Il richiamo all’orgoglio del presidente su “La Gazzetta dello Sport”
Stefano Sardara

“Il coro storico della nostra curva ci ricorda che la gente come noi non molla mai.” E’ un vero e proprio appello all’orgoglio quello lanciato dal presidente della Dinamo Sassari, Stefano Sardara, nell’intervista rilasciata alla “Gazzetta dello Sport mentre la squadra vivec la stagione più difficile e il rischio concreto della retrocessione. “Come sardi siamo abituati alla pressione, dobbiamo solo vincere una partita in più: il calendario non è facile neanche per le altre. La squadra ha già fatto vedere cose eccellenti quando era serena, fino al k.o. di Treviso guardavamo i punti che mancavano dai playoff. Paghiamo gli errori di costruzione di un roster che ha talento ma non la personalità giusta: la qualità non manca, dobbiamo ritrovare fiducia nei nostri mezzi.”

Sedici anni di sucessi

E aggiunge: “Mi rende orgoglioso il fatto che in 16 anni di A, 15 con me, dopo Milano siamo il club che ha vinto di più, 6 trofei: uno scudetto, due coppe Italia, due Supercoppe e la Fiba Europe Cup. Non è banale, vincere porta sempre una crisi sistemica e al Sud ha spesso comportato la sparizione del club. Se non sei un magnate fai fatica, noi con i nostri alti e bassi siamo riusciti a mantenere la solidità finanziaria e sportiva. Da noi, con un budget più o meno sempre uguale, il costo del biglietto è rimasto quello di quando siamo saliti in Serie A: è parte del progetto comunitario.
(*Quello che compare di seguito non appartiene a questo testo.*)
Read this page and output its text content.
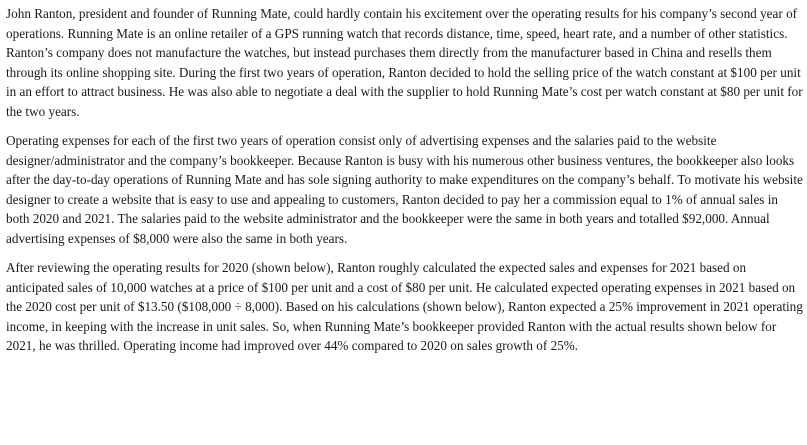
John Ranton, president and founder of Running Mate, could hardly contain his excitement over the operating results for his company’s second year of operations. Running Mate is an online retailer of a GPS running watch that records distance, time, speed, heart rate, and a number of other statistics. Ranton’s company does not manufacture the watches, but instead purchases them directly from the manufacturer based in China and resells them through its online shopping site. During the first two years of operation, Ranton decided to hold the selling price of the watch constant at $100 per unit in an effort to attract business. He was also able to negotiate a deal with the supplier to hold Running Mate’s cost per watch constant at $80 per unit for the two years.

Operating expenses for each of the first two years of operation consist only of advertising expenses and the salaries paid to the website designer/administrator and the company’s bookkeeper. Because Ranton is busy with his numerous other business ventures, the bookkeeper also looks after the day-to-day operations of Running Mate and has sole signing authority to make expenditures on the company’s behalf. To motivate his website designer to create a website that is easy to use and appealing to customers, Ranton decided to pay her a commission equal to 1% of annual sales in both 2020 and 2021. The salaries paid to the website administrator and the bookkeeper were the same in both years and totalled $92,000. Annual advertising expenses of $8,000 were also the same in both years.

After reviewing the operating results for 2020 (shown below), Ranton roughly calculated the expected sales and expenses for 2021 based on anticipated sales of 10,000 watches at a price of $100 per unit and a cost of $80 per unit. He calculated expected operating expenses in 2021 based on the 2020 cost per unit of $13.50 ($108,000 ÷ 8,000). Based on his calculations (shown below), Ranton expected a 25% improvement in 2021 operating income, in keeping with the increase in unit sales. So, when Running Mate’s bookkeeper provided Ranton with the actual results shown below for 2021, he was thrilled. Operating income had improved over 44% compared to 2020 on sales growth of 25%.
La nostra non è una vicinanza commerciale”, prsoegue il presidente citando ad esempio l’ormai mitica club house e il rapporto diretto con i tifosi, “ma un modo di essere, di vivere e di sentirsi: il problema è che stiamo tradendo un popolo che ci sta dietro e che fa i conti a fine mese per venire al palazzetto, non ce Io possiamo permettere.”